Well, as I wing my way back to the Front Range I'll recap my final day of SABR36, one that was loaded with research presentations.

  • I sat in on Norman Macht's discussion titled " Baseball: Why this Passion?" in which the author of more than 30 books and an upcoming biography of Connie Mack outlined the reasons he believes baseball resonates so forcefully with the American public. These reasons range from the simple fact that people enjoy good stories which baseball provides in the short story of the individual game to the novel of a season, to the sense of community and belonging that satisfies the sublimation of our tribal instinct. But most of all I enjoyed his illustration of the latter point through the retelling of a humorous story about a Brooklyn man and his son who watched Ted Kluszewski beat the Dodgers on a 9th inning homerun and how the next few hours transpired as the father interacted with his wife, brother-in-law, and neighbors regarding the game.


  • The was a panel of former Pacific Coast League (PCL) players who reminisced about the teams and players from the 1940s through the 60s. All were entertaining of course and provided a sense of how the PCL was viewed on an almost level playing field with the majors in those days.


  • A presentation by Baseball Reference's Sean Foreman titled "Better Defense Through Bruising" looking at passed balls and wild pitches was very well done and later in the day won the award for best presentation. Sean's study can be found here and I'll have more to say about it next week in my column for BP.
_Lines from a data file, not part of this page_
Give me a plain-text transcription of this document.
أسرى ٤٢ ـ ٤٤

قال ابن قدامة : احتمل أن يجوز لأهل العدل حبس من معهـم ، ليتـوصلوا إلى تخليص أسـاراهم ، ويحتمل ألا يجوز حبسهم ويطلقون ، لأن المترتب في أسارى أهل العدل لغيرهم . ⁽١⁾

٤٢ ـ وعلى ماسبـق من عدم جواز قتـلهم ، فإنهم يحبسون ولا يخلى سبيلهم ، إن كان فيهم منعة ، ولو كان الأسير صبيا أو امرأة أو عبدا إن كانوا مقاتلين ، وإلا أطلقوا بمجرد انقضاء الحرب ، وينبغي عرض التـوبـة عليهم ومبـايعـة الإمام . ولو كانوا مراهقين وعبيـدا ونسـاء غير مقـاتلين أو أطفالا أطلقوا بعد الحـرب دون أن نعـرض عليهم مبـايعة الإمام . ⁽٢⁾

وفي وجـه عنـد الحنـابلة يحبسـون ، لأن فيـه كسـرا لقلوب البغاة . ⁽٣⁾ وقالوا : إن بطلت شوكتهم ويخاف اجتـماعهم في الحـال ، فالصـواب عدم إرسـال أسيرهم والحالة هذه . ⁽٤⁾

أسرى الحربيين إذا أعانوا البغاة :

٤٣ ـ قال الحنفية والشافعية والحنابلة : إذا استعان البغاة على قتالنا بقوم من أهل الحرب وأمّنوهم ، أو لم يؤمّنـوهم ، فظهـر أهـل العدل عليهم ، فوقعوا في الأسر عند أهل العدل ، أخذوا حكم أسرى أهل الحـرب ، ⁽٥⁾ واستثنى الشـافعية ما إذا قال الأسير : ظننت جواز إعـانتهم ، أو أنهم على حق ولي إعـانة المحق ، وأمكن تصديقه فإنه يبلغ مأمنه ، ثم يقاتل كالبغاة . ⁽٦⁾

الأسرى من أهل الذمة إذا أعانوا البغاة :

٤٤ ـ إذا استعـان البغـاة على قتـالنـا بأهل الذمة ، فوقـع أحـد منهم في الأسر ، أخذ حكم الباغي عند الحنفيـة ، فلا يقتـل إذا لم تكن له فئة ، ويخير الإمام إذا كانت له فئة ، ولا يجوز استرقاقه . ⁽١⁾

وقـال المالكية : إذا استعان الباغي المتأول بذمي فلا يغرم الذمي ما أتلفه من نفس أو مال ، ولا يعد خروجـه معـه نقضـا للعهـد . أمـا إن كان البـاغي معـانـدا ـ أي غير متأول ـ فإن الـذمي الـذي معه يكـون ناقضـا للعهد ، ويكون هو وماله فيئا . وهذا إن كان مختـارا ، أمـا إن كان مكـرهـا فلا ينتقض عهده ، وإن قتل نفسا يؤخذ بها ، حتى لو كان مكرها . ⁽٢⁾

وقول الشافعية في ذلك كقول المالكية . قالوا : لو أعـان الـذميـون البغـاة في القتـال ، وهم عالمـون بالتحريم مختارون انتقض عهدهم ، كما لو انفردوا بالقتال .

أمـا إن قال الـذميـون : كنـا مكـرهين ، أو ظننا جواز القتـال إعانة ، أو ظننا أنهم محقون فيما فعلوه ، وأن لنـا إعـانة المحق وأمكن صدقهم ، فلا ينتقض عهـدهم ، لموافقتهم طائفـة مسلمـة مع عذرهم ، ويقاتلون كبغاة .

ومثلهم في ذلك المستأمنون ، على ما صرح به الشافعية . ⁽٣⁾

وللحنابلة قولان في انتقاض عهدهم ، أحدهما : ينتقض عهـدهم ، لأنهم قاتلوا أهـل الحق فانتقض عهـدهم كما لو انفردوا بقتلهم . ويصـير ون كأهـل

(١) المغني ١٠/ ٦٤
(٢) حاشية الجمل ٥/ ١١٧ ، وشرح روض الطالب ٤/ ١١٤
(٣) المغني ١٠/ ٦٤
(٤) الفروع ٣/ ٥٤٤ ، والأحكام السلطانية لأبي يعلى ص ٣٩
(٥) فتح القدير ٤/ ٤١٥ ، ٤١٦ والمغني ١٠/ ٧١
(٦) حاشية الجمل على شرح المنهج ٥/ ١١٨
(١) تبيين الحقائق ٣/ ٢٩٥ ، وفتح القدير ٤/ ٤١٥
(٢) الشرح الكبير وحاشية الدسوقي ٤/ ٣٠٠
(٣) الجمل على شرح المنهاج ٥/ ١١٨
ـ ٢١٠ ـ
  • From there I took in Dave Smith's (of Retrosheet) talk on the "Effect of Batting Order (not Lineup) on Scoring". In short Smith looked at run scoring patterns across innings based on which lineup slot led off the inning using data from 1957-2005 comprising over 95,000 games. He concluded that lineup slot of the first batter in an inning matters a great deal in a team's average scoring and that lineups appear to be well designed in that the best scoring results are seen when the man in the leadoff slot bats first in any inning. In his comments, however, he appeared to contradict the conventional sabermetric wisdom that lineup construction (in other words the order in which players appear in the order) matters little over the course of a season, however I don't believe his data really spoke to the issue. What caught the attention of most listeners, however, was a side note comment he made that he found that walk-off wins occur on average just over once in every ten games. Given the current full slate of 15 games in a day, that means that on average a walk-off occurs every day. I'll have to admit that seems counterintuitive and caught me by surprise.


  • In what was perhaps my favorite talk (and longest title) of the convention Jeff Angus, author of Management By Baseball, presented on "Punctuated Equilibrium in the Bullpen: The 2005 World Champion White Sox Blend Sabermetrics & Sociology to Deliver Successful Innovation". Angus talked about what he called the "origin myth" of Herman Franks and Bruce Sutter inventing the role of the modern closer as well the myth that Tony LaRussa and Dennis Eckersley did so. Instead he favors Jeff Torborg and Jim Fregosi for reasons I'll discuss in my column and then goes on to discuss the strategy employed by the 2005 White Sox and how that differs from what has become the traditional model.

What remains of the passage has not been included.